If you wish to make users authenticate before getting access to Puppetboard you can use one of the following configuration snippets.

Inside the VirtualHost:

<Location "/">
    AuthType Basic
    AuthName "Puppetboard"
    Require valid-user
    AuthBasicProvider file
    AuthUserFile /path/to/a/file.htpasswd
</Location>

Inside the location / {} block that has the uwsgi_pass directive:

auth_basic "Puppetboard";
auth_basic_user_file /path/to/a/file.htpasswd;

This project is still very new so it's not inconceivable you'll run into issues.

For bug reports you can file an issue. If you need help with something feel free to hit up @daenney by e-mail or find him on IRC. He can usually be found on IRCnet and Freenode and idles in #puppet.

There's now also the #puppetboard channel on Freenode where we hang out and answer questions related to pypuppetdb and Puppetboard.

Some people have already started building things with and around Puppetboard.

Hunter Haugen has provided a Vagrant setup:

• https://github.com/hunner/puppetboard-vagrant

• An OpenBSD port is being maintained by Jasper Lievisse Adriaanse and can be viewed here.
• A Docker image is being maintained by Julien K. and can be viewed here.

We welcome contributions to this project. However, there are a few ground rules contributors should be aware of.

This project is licensed under the Apache v2.0 License. As such, your contributions, once accepted, are automatically covered by this license.

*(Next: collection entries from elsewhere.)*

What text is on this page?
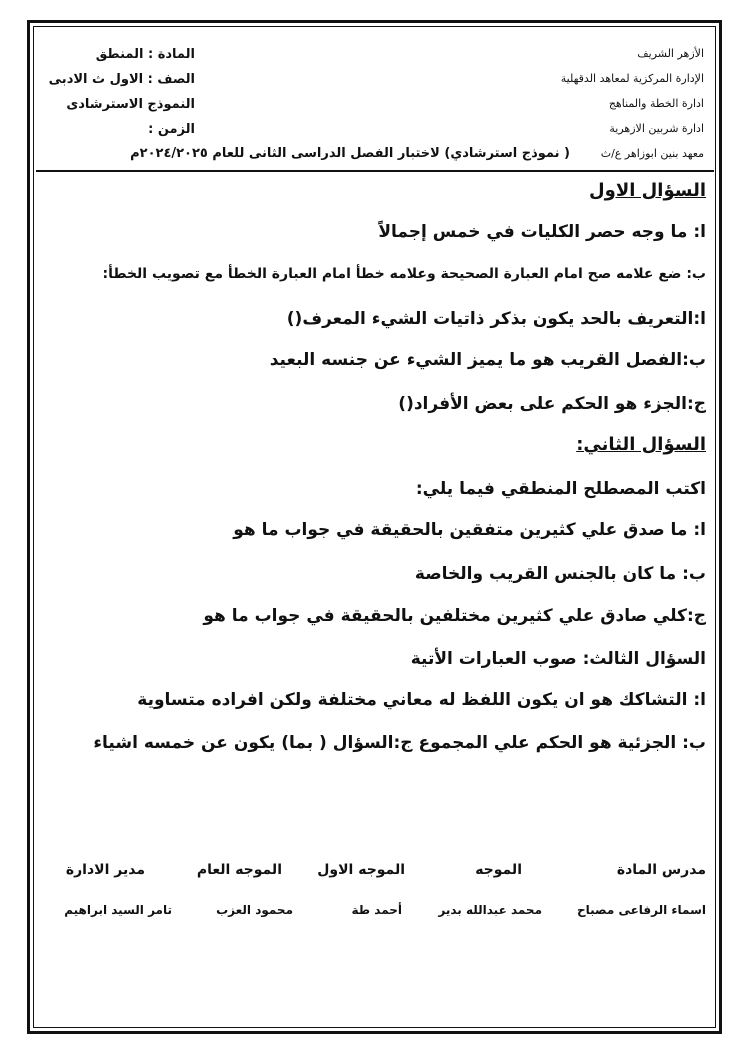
الأزهر الشريف
الإدارة المركزية لمعاهد الدقهلية
ادارة الخطة والمناهج
ادارة شربين الازهرية
معهد بنين ابوزاهر ع/ث
المادة : المنطق
الصف : الاول ث الادبى
النموذج الاسترشادى
الزمن :
( نموذج استرشادي) لاختبار الفصل الدراسى الثانى للعام ٢٠٢٤/٢٠٢٥م
السؤال الاول
ا: ما وجه حصر الكليات في خمس إجمالاً
ب: ضع علامه صح امام العبارة الصحيحة وعلامه خطأ امام العبارة الخطأ مع تصويب الخطأ:
ا:التعريف بالحد يكون بذكر ذاتيات الشيء المعرف()
ب:الفصل القريب هو ما يميز الشيء عن جنسه البعيد
ج:الجزء هو الحكم على بعض الأفراد()
السؤال الثاني:
اكتب المصطلح المنطقي فيما يلي:
ا: ما صدق علي كثيرين متفقين بالحقيقة في جواب ما هو
ب: ما كان بالجنس القريب والخاصة
ج:كلي صادق علي كثيرين مختلفين بالحقيقة في جواب ما هو
السؤال الثالث: صوب العبارات الأتية
ا: التشاكك هو ان يكون اللفظ له معاني مختلفة ولكن افراده متساوية
ب: الجزئية هو الحكم علي المجموع ج:السؤال ( بما) يكون عن خمسه اشياء
مدرس المادة
الموجه
الموجه الاول
الموجه العام
مدير الادارة
اسماء الرفاعى مصباح
محمد عبدالله بدير
أحمد طة
محمود العزب
تامر السيد ابراهيم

Write decent commit messages. Don't use swear words and refrain from uninformative commit messages as 'fixed typo'.

The preferred format of a commit message:

docs/quickstart: Fixed a typo in the Nodes section.

If needed, elaborate further on this commit. Feel free to write a
complete blog post here if that helps us understand what this is
all about.

Fixes #4 and resolves #2.

If you'd like a more elaborate guide on how to write and format your commit messages have a look at this post by Tim Pope.